Putting I.T. All Together
In 2008, I began hosting one of my physical servers in a co-location facility to extend my home lab outside the limitations of a residential ISP. Since that time, I have placed servers in half a dozen datacenters around the U.S., and have built an infrastructure hosting a wide range of services. Now, at the end of 2013, I am decommissioning my co-located infrastructure and hosted services.
As co-location prices declined over the years I started to invest in running my own hardware for the THogan.com website and email service. The thought was that a number of dedicated servers and a full suite of online services would make an excellent test bed for experimenting with new infrastructure technologies. Over the years, the number of services I was managing grew, and by 2013 included web hosting, Django and JBoss based application hosting, GIT hosting, JIRA, Confluence Wiki, email and calendaring, VOIP telephone service and conferencing call hosting, monitoring, off-site backup, and game servers.
Then I started letting other people in on the action in order to help cover the costs of the growing number of co-located servers in my collection. This was going well and the infrastructure I had built was robust and performed well. I had automated almost every part of the infrastructure, and it required little attention to keep things backed up, patched, and monitored.

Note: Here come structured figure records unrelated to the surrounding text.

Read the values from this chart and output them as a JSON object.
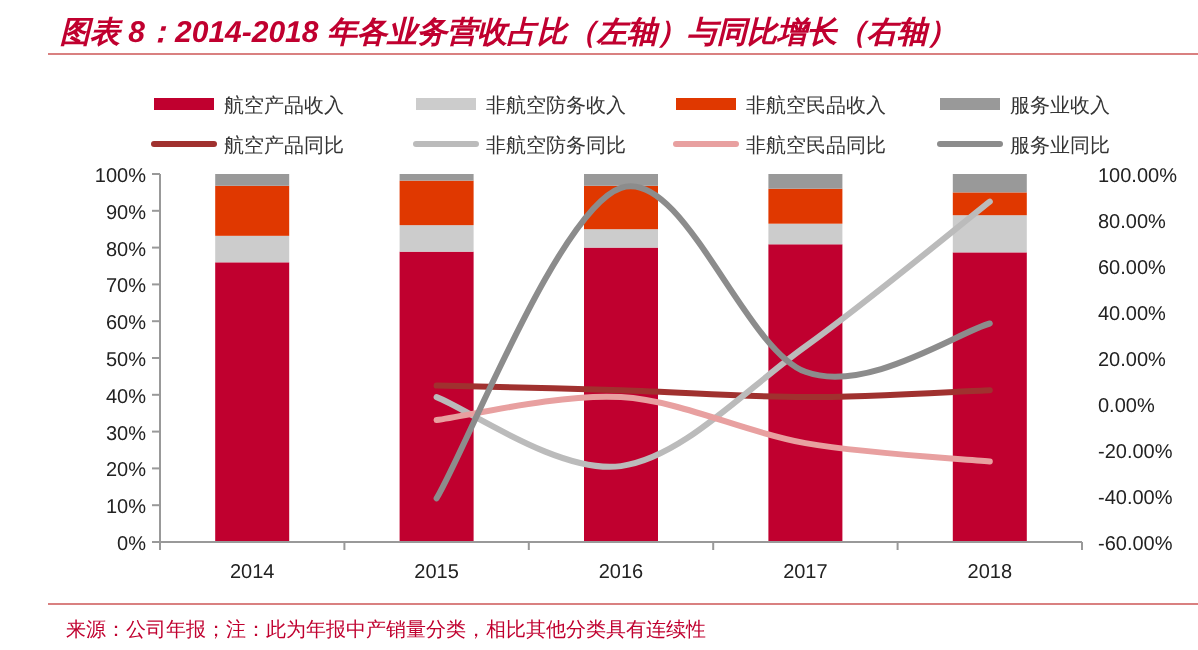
{
  "chart_data": {
    "type": "bar",
    "title": "图表 8：2014-2018 年各业务营收占比（左轴）与同比增长（右轴）",
    "stacked": true,
    "legend": "top",
    "categories": [
      "2014",
      "2015",
      "2016",
      "2017",
      "2018"
    ],
    "series": [
      {
        "name": "航空产品收入",
        "color": "#c0002f",
        "values": [
          76.0,
          78.9,
          80.0,
          80.9,
          78.7
        ]
      },
      {
        "name": "非航空防务收入",
        "color": "#cccccc",
        "values": [
          7.2,
          7.2,
          5.0,
          5.6,
          10.1
        ]
      },
      {
        "name": "非航空民品收入",
        "color": "#e03800",
        "values": [
          13.6,
          12.1,
          11.8,
          9.5,
          6.2
        ]
      },
      {
        "name": "服务业收入",
        "color": "#999999",
        "values": [
          3.2,
          1.8,
          3.2,
          4.0,
          5.0
        ]
      },
      {
        "name": "航空产品同比",
        "type": "line",
        "axis": "y2",
        "color": "#a0312f",
        "values": [
          null,
          8,
          6,
          3,
          6
        ]
      },
      {
        "name": "非航空防务同比",
        "type": "line",
        "axis": "y2",
        "color": "#bbbbbb",
        "values": [
          null,
          3,
          -27,
          25,
          88
        ]
      },
      {
        "name": "非航空民品同比",
        "type": "line",
        "axis": "y2",
        "color": "#e8a0a0",
        "values": [
          null,
          -7,
          3,
          -17,
          -25
        ]
      },
      {
        "name": "服务业同比",
        "type": "line",
        "axis": "y2",
        "color": "#8c8c8c",
        "values": [
          null,
          -41,
          94,
          14,
          35
        ]
      }
    ],
    "ylim": [
      0,
      100
    ],
    "yticks": [
      {
        "value": 0,
        "label": "0%"
      },
      {
        "value": 10,
        "label": "10%"
      },
      {
        "value": 20,
        "label": "20%"
      },
      {
        "value": 30,
        "label": "30%"
      },
      {
        "value": 40,
        "label": "40%"
      },
      {
        "value": 50,
        "label": "50%"
      },
      {
        "value": 60,
        "label": "60%"
      },
      {
        "value": 70,
        "label": "70%"
      },
      {
        "value": 80,
        "label": "80%"
      },
      {
        "value": 90,
        "label": "90%"
      },
      {
        "value": 100,
        "label": "100%"
      }
    ],
    "y2lim": [
      -60,
      100
    ],
    "y2ticks": [
      {
        "value": -60,
        "label": "-60.00%"
      },
      {
        "value": -40,
        "label": "-40.00%"
      },
      {
        "value": -20,
        "label": "-20.00%"
      },
      {
        "value": 0,
        "label": "0.00%"
      },
      {
        "value": 20,
        "label": "20.00%"
      },
      {
        "value": 40,
        "label": "40.00%"
      },
      {
        "value": 60,
        "label": "60.00%"
      },
      {
        "value": 80,
        "label": "80.00%"
      },
      {
        "value": 100,
        "label": "100.00%"
      }
    ],
    "annotations": [
      "来源：公司年报；注：此为年报中产销量分类，相比其他分类具有连续性"
    ]
  }
}
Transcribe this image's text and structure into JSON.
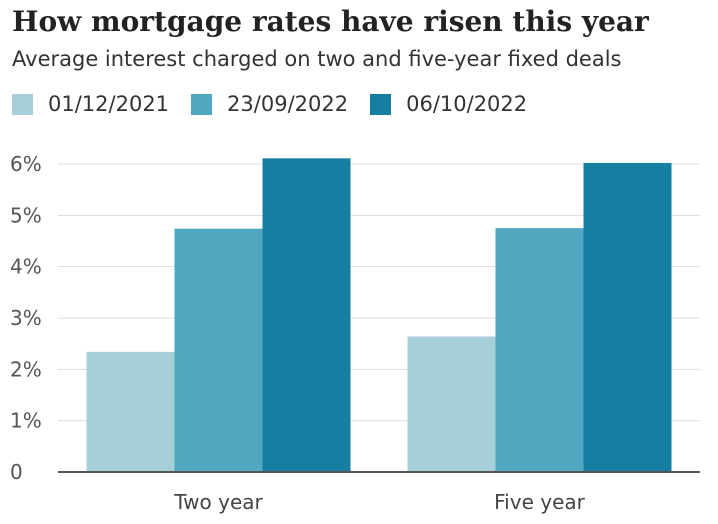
{
  "chart_data": {
    "type": "bar",
    "title": "How mortgage rates have risen this year",
    "subtitle": "Average interest charged on two and five-year fixed deals",
    "categories": [
      "Two year",
      "Five year"
    ],
    "series": [
      {
        "name": "01/12/2021",
        "color": "#a7cfd9",
        "values": [
          2.34,
          2.64
        ]
      },
      {
        "name": "23/09/2022",
        "color": "#4fa8bf",
        "values": [
          4.74,
          4.75
        ]
      },
      {
        "name": "06/10/2022",
        "color": "#167ea0",
        "values": [
          6.11,
          6.02
        ]
      }
    ],
    "ylim": [
      0,
      6
    ],
    "yticks": [
      {
        "value": 0,
        "label": "0"
      },
      {
        "value": 1,
        "label": "1%"
      },
      {
        "value": 2,
        "label": "2%"
      },
      {
        "value": 3,
        "label": "3%"
      },
      {
        "value": 4,
        "label": "4%"
      },
      {
        "value": 5,
        "label": "5%"
      },
      {
        "value": 6,
        "label": "6%"
      }
    ],
    "grid": true,
    "legend_position": "top-left",
    "gridline_color": "#dddddd",
    "axis_color": "#555555"
  }
}
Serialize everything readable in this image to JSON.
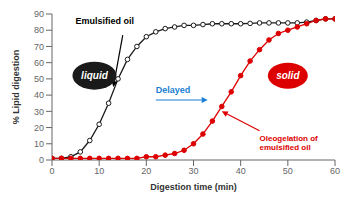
{
  "chart_data": {
    "type": "line",
    "xlabel": "Digestion time (min)",
    "ylabel": "% Lipid digestion",
    "x": [
      0,
      2,
      4,
      6,
      8,
      10,
      12,
      14,
      16,
      18,
      20,
      22,
      24,
      26,
      28,
      30,
      32,
      34,
      36,
      38,
      40,
      42,
      44,
      46,
      48,
      50,
      52,
      54,
      56,
      58,
      60
    ],
    "series": [
      {
        "color": "#1a1a1a",
        "marker": "open_circle",
        "values": [
          1,
          1,
          2,
          5,
          12,
          22,
          35,
          50,
          62,
          70,
          76,
          79,
          81,
          82,
          83,
          83,
          83.5,
          84,
          84,
          84,
          84,
          84.2,
          84.5,
          84.5,
          84.5,
          84.5,
          84.5,
          85,
          86,
          87,
          87
        ]
      },
      {
        "color": "#dd0000",
        "marker": "circle",
        "values": [
          1,
          1,
          1,
          1,
          1,
          1,
          1,
          1,
          1,
          1,
          2,
          2,
          3,
          4,
          6,
          10,
          16,
          24,
          33,
          42,
          52,
          61,
          68,
          74,
          78,
          80,
          82,
          84,
          86,
          87,
          87
        ]
      }
    ],
    "xlim": [
      0,
      60
    ],
    "ylim": [
      0,
      90
    ],
    "xticks": [
      0,
      10,
      20,
      30,
      40,
      50,
      60
    ],
    "yticks": [
      0,
      10,
      20,
      30,
      40,
      50,
      60,
      70,
      80,
      90
    ],
    "grid": false,
    "annotations": [
      {
        "text": "Emulsified oil",
        "color": "black"
      },
      {
        "text": "liquid",
        "color": "#1a1a1a"
      },
      {
        "text": "solid",
        "color": "#dd0000"
      },
      {
        "text": "Delayed",
        "color": "#1a7fd4"
      },
      {
        "text": "Oleogelation of\nemulsified oil",
        "color": "#dd0000"
      }
    ]
  }
}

However, through the act of providing critical services to other people on my infrastructure, the role of that infrastructure changed from a lab for learning into a production computing environment.
The learning value that this hardware and hosting was supposed to provide to me slowly eroded as stability became critical. My hardware was no longer useful for testing, as it was hosting email, VOIP, web sites, and code repositories for myself and others. I found that changes to this environment had to be carefully planned, tested elsewhere, and implemented at off-peak hours.
For these reasons, I am discontinuing the availability of THogan.com hosted services.
I have already moved all of my data elsewhere. I will be giving everyone some time and assistance in migrating their domains and services as well. Then once everyone is off, I will be recalling my hardware from co-location.
I intend to keep a lab, but it will be a home lab. Unfortunately I do not have the time or resources to maintain so many hosted services as a side-project.
The creation of this environment over the past 5 years has been an invaluable learning experience. But now it is time for me to get back to having a true lab/test infrastructure, and it is more suitable for such a thing to be at home, and not hosting critical services for others.